Centrally Planned Energy: Bad for the Economy, Bad for the Environment
Jason Scott Johnston
Economics, United States
Obama's climate policy wrecked coal, and his renewable subsidies hurt efforts to replace it.
On Earth Day, the United States will sign the Paris Climate agreement. In terms of the actual climate policy already implemented by the Obama administration, however, the events of the previous week were much more important. Peabody Energy, the world’s biggest privately owned coal producer, declared bankruptcy, and SunEdison Corporation, the world’s largest solar-energy developer, entered into prebankruptcy negotiations. These bankruptcies are direct consequences of Barack Obama’s climate-change policies.
The Obama administration has relentlessly levied environmental regulatory actions to massively increase the costs and speed the end of coal production and its use for electricity generation.
Following the bankruptcies of Arch Coal, Alpha Natural Resources, Patriot Coal, and Walter Energy, Peabody’s Chapter 11 filing represents the final step in a death spiral in the coal industry that has seen a loss of $30 billion in stock market value and more than thirty thousand jobs.
A similar catastrophic decline has occurred in the coal-fired-electricity-generating sector of the economy. Adding up announced and planned plant closures, the Institute for Energy Research has estimated that utilities are in process of retiring coal-fired electric generating units that once provided over 72 GW of generating capacity, enough to provide electricity to every home west of the Mississippi, excluding Texas.

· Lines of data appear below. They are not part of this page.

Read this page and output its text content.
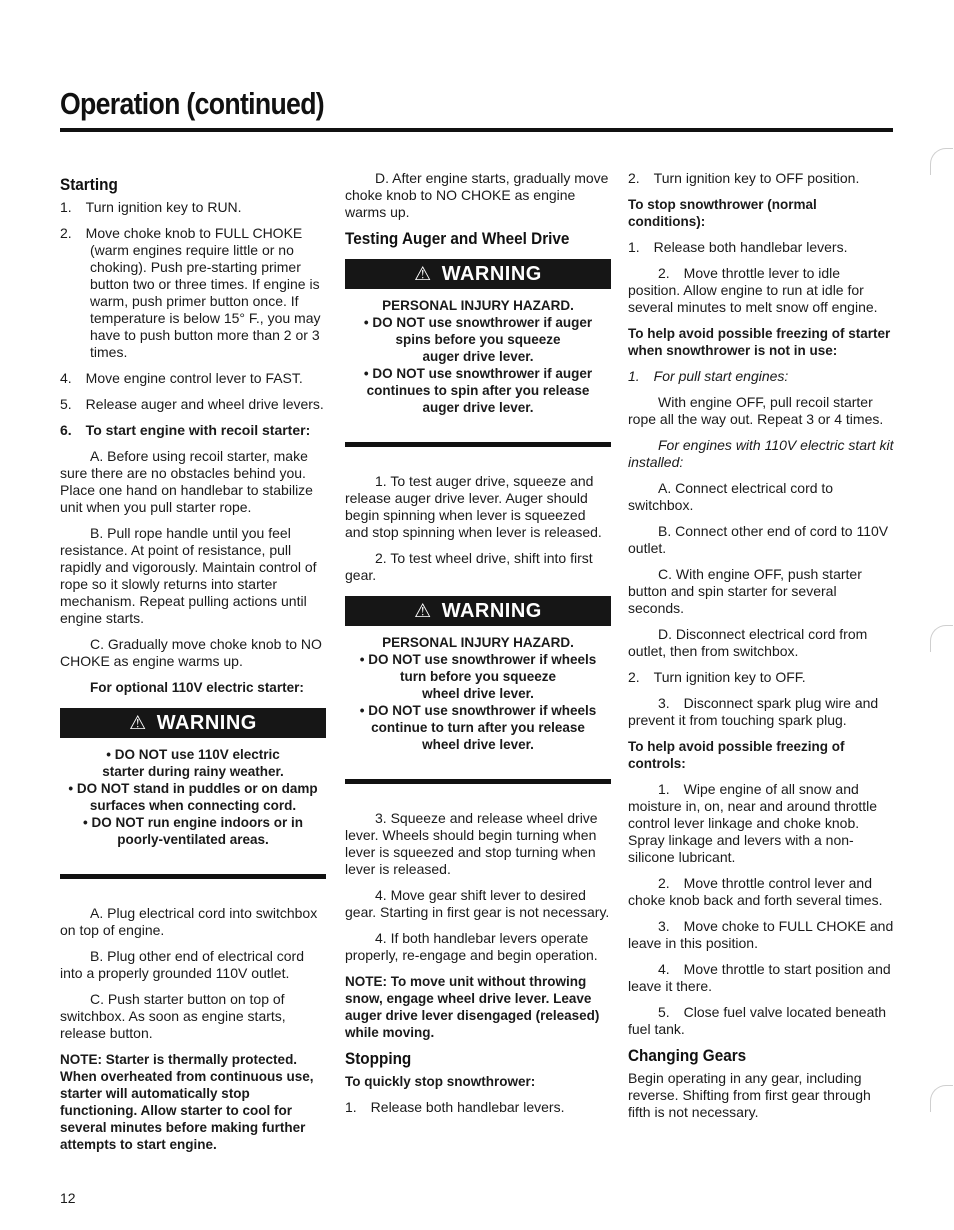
Operation (continued)
Starting

1. Turn ignition key to RUN.

2. Move choke knob to FULL CHOKE (warm engines require little or no choking). Push pre-starting primer button two or three times. If engine is warm, push primer button once. If temperature is below 15° F., you may have to push button more than 2 or 3 times.

4. Move engine control lever to FAST.

5. Release auger and wheel drive levers.

6. To start engine with recoil starter:

A. Before using recoil starter, make sure there are no obstacles behind you. Place one hand on handlebar to stabilize unit when you pull starter rope.

B. Pull rope handle until you feel resistance. At point of resistance, pull rapidly and vigorously. Maintain control of rope so it slowly returns into starter mechanism. Repeat pulling actions until engine starts.

C. Gradually move choke knob to NO CHOKE as engine warms up.

For optional 110V electric starter:

⚠ WARNING
• DO NOT use 110V electric
starter during rainy weather.
• DO NOT stand in puddles or on damp
surfaces when connecting cord.
• DO NOT run engine indoors or in
poorly-ventilated areas.

A. Plug electrical cord into switchbox on top of engine.

B. Plug other end of electrical cord into a properly grounded 110V outlet.

C. Push starter button on top of switchbox. As soon as engine starts, release button.

NOTE: Starter is thermally protected. When overheated from continuous use, starter will automatically stop functioning. Allow starter to cool for several minutes before making further attempts to start engine.

D. After engine starts, gradually move choke knob to NO CHOKE as engine warms up.

Testing Auger and Wheel Drive
⚠ WARNING
PERSONAL INJURY HAZARD.
• DO NOT use snowthrower if auger
spins before you squeeze
auger drive lever.
• DO NOT use snowthrower if auger
continues to spin after you release
auger drive lever.

1. To test auger drive, squeeze and release auger drive lever. Auger should begin spinning when lever is squeezed and stop spinning when lever is released.

2. To test wheel drive, shift into first gear.

⚠ WARNING
PERSONAL INJURY HAZARD.
• DO NOT use snowthrower if wheels
turn before you squeeze
wheel drive lever.
• DO NOT use snowthrower if wheels
continue to turn after you release
wheel drive lever.

3. Squeeze and release wheel drive lever. Wheels should begin turning when lever is squeezed and stop turning when lever is released.

4. Move gear shift lever to desired gear. Starting in first gear is not necessary.

4. If both handlebar levers operate properly, re-engage and begin operation.

NOTE: To move unit without throwing snow, engage wheel drive lever. Leave auger drive lever disengaged (released) while moving.

Stopping

To quickly stop snowthrower:

1. Release both handlebar levers.

2. Turn ignition key to OFF position.

To stop snowthrower (normal conditions):

1. Release both handlebar levers.

2. Move throttle lever to idle position. Allow engine to run at idle for several minutes to melt snow off engine.

To help avoid possible freezing of starter when snowthrower is not in use:

1. For pull start engines:

With engine OFF, pull recoil starter rope all the way out. Repeat 3 or 4 times.

For engines with 110V electric start kit installed:

A. Connect electrical cord to switchbox.

B. Connect other end of cord to 110V outlet.

C. With engine OFF, push starter button and spin starter for several seconds.

D. Disconnect electrical cord from outlet, then from switchbox.

2. Turn ignition key to OFF.

3. Disconnect spark plug wire and prevent it from touching spark plug.

To help avoid possible freezing of controls:

1. Wipe engine of all snow and moisture in, on, near and around throttle control lever linkage and choke knob. Spray linkage and levers with a non-silicone lubricant.

2. Move throttle control lever and choke knob back and forth several times.

3. Move choke to FULL CHOKE and leave in this position.

4. Move throttle to start position and leave it there.

5. Close fuel valve located beneath fuel tank.

Changing Gears

Begin operating in any gear, including reverse. Shifting from first gear through fifth is not necessary.

12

The fall of coal can, it is true, be traced in part to the rise of cheaper and cleaner natural gas. But there can be no doubt whatsoever that the primary aim of the raft of new Clean Air Act regulations promulgated by the Obama administration was to end the production and use of coal. He promised this in a 2008 interview with the San Francisco Chronicle, saying “So if somebody wants to build a coal fired [electricity generating] plant they can. It’s just that it will bankrupt them.” From the recently repromulgated rule limiting mercury emissions, through the Cross State Air Pollution Rule targeting sulfur dioxide, nitrous oxide and fine particulate emissions, to the Clean Power Plan limiting carbon dioxide, the cumulative effect of Obama administration rules targeting coal-burning electric utilities has been precisely those promised bankruptcies.